# first bottle stopper of the year



## airrat (Jan 5, 2008)

Ok this is a new "cabochon" I found and am playing with.   The hard part is its 2 sided and I don't know which I like better.

Edited: forgot the wood is spalted pecan.
Opinions and votes greatly appreciated


----------



## Firefyter-emt (Jan 5, 2008)

Very nice Tom.. I would try to tighten the hole up a bit, and go with the top one myself.


----------



## jhs494 (Jan 5, 2008)

Good job! That is very nice.
I like the side with the Claddagh better.
Just because I like what it represents.
Keep up the great work!
'Athbhliain faoi mhaise duit'


----------



## broitblat (Jan 5, 2008)

Tom,

It looks good.  Is this cab one of those aluminum coins you find in greeting card shops, etc.?  I like the first (top) side better, also.

  -Barry


----------



## airrat (Jan 5, 2008)

Thanks Lee, I turned it like I do the military emblems, it is a 2 stage hole I was going to round it out but realized that would not look good with this one.  The next one I do will not have the two stage.  
I am going to probably put another coat of finish on it and try to tighten it up that top part.  The coin is in it tight from the bottom.

Barry I believe it is pewter.


----------



## Ligget (Jan 5, 2008)

Fantastic work on the stopper, I prefer the side with the wording showing![]


----------



## Jim15 (Jan 5, 2008)

They both look great. Maybe sell them as a set.


----------



## cowchaser (Jan 5, 2008)

How about gluing in a magnet ( I don't know what the material is made of and might not stick) then you can change it back and forth depending on your mood. Just a thought.


----------



## broitblat (Jan 5, 2008)

> _Originally posted by airrat_
> 
> 
> Barry I believe it is pewter.



Ah, that would explain why it looks so much better than the aluminum coins I've seen 

  -Barry


----------



## R2 (Jan 5, 2008)

Beaut piece of wood and nicely turned&gt; the caochon would look good either way. if you were selling these yuo would have a buyer for each. Best get another piece of wood.[]


----------



## doddman70 (Jan 5, 2008)

very nice!!!!

Shane


----------



## badger (Jan 5, 2008)

This reminds me of a late night idea I had recently, of casting my own "cabochon" in pewter.  I briefly played around with some pewter casting in carved soapstone, and still have all the equipment around.  Hrm.  I'll have to think of a good design.

Thanks for the inspiration!

badger


----------



## IPD_Mrs (Jan 5, 2008)

1. I like the top side best, but belive like others said you will have many buyers for both.

2. Where do you guys buy your cabochon's?

3. If it is pewter the otherwise reasonably cool idea of having a removable piece the customer could change in and out won't work as pewter won't stick to the magnet - the other problem I would worry about is folks like my dad who would "misplace" it with each bottle of wine when he gets a bit "tipsy" [}]


----------



## txbatons (Jan 6, 2008)

Nice!
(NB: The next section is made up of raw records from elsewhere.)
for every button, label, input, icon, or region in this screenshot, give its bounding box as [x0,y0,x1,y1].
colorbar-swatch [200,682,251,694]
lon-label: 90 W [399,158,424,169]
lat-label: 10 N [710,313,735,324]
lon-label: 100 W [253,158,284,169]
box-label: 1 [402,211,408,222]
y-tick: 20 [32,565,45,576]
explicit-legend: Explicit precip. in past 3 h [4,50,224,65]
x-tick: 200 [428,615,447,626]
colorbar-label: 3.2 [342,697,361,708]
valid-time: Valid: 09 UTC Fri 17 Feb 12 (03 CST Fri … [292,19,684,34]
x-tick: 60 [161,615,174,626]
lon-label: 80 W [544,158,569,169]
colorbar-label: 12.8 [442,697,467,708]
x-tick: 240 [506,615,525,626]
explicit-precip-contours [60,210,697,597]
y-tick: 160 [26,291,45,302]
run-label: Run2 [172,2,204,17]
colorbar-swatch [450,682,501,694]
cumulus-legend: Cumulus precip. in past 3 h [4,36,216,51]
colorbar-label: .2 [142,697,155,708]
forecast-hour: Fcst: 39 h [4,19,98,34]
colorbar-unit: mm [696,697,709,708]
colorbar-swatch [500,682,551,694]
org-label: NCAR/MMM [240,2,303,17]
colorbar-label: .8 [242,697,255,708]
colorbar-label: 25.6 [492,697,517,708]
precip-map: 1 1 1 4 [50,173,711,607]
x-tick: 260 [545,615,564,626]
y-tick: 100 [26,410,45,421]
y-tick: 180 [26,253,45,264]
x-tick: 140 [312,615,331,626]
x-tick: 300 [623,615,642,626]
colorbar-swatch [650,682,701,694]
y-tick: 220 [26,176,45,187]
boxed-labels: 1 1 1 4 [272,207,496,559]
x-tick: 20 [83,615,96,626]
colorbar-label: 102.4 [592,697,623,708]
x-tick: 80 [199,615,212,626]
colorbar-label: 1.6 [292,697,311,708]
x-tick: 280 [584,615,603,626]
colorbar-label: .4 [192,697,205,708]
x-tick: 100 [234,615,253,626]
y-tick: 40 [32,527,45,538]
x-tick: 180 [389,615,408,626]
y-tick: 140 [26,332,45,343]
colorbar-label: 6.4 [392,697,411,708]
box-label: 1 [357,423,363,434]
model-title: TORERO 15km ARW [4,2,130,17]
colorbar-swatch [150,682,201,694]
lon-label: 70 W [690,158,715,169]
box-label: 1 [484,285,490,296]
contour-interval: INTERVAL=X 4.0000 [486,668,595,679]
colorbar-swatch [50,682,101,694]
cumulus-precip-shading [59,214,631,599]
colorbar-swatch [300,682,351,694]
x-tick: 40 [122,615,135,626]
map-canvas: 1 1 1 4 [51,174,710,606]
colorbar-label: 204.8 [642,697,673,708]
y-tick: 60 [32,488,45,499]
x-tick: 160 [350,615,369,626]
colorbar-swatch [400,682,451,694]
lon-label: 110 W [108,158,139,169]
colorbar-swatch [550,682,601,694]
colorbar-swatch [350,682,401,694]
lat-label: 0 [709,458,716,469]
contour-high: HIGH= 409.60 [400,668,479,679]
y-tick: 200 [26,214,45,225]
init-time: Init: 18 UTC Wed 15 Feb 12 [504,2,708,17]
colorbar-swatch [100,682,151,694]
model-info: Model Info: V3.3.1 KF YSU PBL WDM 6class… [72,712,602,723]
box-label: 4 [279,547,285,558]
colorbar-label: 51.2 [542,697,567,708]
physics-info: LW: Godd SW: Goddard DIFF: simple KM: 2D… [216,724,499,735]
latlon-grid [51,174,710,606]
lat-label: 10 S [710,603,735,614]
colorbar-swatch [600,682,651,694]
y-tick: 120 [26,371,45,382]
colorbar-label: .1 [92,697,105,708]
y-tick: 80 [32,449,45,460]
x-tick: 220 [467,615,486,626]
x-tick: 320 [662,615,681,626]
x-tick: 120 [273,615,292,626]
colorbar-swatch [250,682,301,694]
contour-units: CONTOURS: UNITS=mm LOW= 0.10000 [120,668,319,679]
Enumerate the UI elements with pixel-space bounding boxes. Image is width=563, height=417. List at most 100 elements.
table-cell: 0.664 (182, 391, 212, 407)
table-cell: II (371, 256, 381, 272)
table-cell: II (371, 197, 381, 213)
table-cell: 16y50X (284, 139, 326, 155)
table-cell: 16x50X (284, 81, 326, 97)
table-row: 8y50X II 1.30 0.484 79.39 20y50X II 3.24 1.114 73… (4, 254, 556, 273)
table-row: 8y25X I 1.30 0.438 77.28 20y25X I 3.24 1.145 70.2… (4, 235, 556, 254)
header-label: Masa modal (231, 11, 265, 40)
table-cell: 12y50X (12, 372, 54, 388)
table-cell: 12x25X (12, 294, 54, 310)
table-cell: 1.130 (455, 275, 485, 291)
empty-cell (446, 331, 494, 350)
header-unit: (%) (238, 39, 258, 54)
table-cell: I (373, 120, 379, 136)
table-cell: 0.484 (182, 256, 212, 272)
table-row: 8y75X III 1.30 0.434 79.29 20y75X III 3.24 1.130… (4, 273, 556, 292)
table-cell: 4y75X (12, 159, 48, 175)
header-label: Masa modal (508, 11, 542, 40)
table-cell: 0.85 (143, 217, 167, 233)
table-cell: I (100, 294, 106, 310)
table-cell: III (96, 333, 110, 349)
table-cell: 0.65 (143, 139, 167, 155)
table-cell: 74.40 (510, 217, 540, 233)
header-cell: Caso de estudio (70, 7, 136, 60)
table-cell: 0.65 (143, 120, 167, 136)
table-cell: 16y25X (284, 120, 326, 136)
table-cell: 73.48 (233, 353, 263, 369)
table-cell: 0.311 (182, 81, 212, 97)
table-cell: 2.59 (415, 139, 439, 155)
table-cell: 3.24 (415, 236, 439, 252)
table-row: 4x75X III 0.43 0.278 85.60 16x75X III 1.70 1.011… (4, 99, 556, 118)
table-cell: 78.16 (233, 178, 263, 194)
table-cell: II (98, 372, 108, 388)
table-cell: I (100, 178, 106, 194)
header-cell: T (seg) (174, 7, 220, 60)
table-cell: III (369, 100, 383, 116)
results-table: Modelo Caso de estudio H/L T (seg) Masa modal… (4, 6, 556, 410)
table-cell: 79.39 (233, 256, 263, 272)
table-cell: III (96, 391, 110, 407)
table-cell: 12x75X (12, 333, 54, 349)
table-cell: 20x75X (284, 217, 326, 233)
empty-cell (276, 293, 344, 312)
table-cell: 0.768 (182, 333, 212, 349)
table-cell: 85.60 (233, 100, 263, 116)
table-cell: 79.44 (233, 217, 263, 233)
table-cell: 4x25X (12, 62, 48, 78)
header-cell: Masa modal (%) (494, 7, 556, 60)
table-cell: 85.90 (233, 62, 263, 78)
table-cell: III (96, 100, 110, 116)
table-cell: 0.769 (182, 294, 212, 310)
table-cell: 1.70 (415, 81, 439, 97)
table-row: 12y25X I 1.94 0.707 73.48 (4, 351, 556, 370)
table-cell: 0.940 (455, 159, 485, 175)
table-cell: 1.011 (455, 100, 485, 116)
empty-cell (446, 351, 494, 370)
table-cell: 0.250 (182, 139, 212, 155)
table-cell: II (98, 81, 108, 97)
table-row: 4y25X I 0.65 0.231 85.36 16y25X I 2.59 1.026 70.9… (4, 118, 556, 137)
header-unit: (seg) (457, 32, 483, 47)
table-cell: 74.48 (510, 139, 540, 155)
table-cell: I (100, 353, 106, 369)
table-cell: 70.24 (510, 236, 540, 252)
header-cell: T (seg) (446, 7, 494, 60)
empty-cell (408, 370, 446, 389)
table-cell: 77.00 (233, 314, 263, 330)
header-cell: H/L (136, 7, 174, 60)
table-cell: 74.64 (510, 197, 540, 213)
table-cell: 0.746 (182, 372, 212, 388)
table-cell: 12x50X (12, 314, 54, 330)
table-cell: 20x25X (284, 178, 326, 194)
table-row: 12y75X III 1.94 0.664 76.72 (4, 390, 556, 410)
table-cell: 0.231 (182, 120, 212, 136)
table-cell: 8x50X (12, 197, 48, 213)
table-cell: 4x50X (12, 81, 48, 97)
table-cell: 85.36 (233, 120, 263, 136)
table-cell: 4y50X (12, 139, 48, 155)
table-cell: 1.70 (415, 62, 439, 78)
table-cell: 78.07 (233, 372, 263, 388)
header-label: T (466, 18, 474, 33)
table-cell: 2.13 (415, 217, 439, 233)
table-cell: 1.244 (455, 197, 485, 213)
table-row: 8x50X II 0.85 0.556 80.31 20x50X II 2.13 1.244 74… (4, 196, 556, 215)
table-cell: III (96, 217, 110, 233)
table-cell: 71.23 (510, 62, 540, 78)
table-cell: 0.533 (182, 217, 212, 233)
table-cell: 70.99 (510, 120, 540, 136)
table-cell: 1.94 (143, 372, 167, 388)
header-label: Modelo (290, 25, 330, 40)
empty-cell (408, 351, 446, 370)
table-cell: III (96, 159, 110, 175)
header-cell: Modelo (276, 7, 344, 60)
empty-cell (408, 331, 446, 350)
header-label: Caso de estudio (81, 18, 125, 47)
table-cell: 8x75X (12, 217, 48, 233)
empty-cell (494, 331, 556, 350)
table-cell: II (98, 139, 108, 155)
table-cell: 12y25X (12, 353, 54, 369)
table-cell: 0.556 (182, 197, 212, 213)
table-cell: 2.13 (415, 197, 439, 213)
Love the pecan!


----------



## airrat (Jan 6, 2008)

Thanks all

Mike I bought this and one other (different design) at an Irish shop in town.  I am going to look around to see if I can find others.  I am always on the look out for what can go into the top of a bottle stopper.  I am working on stuff other then round right now.  Along with my SWA pen I showed you all last year.  I am still working on streamlining the process of it.


----------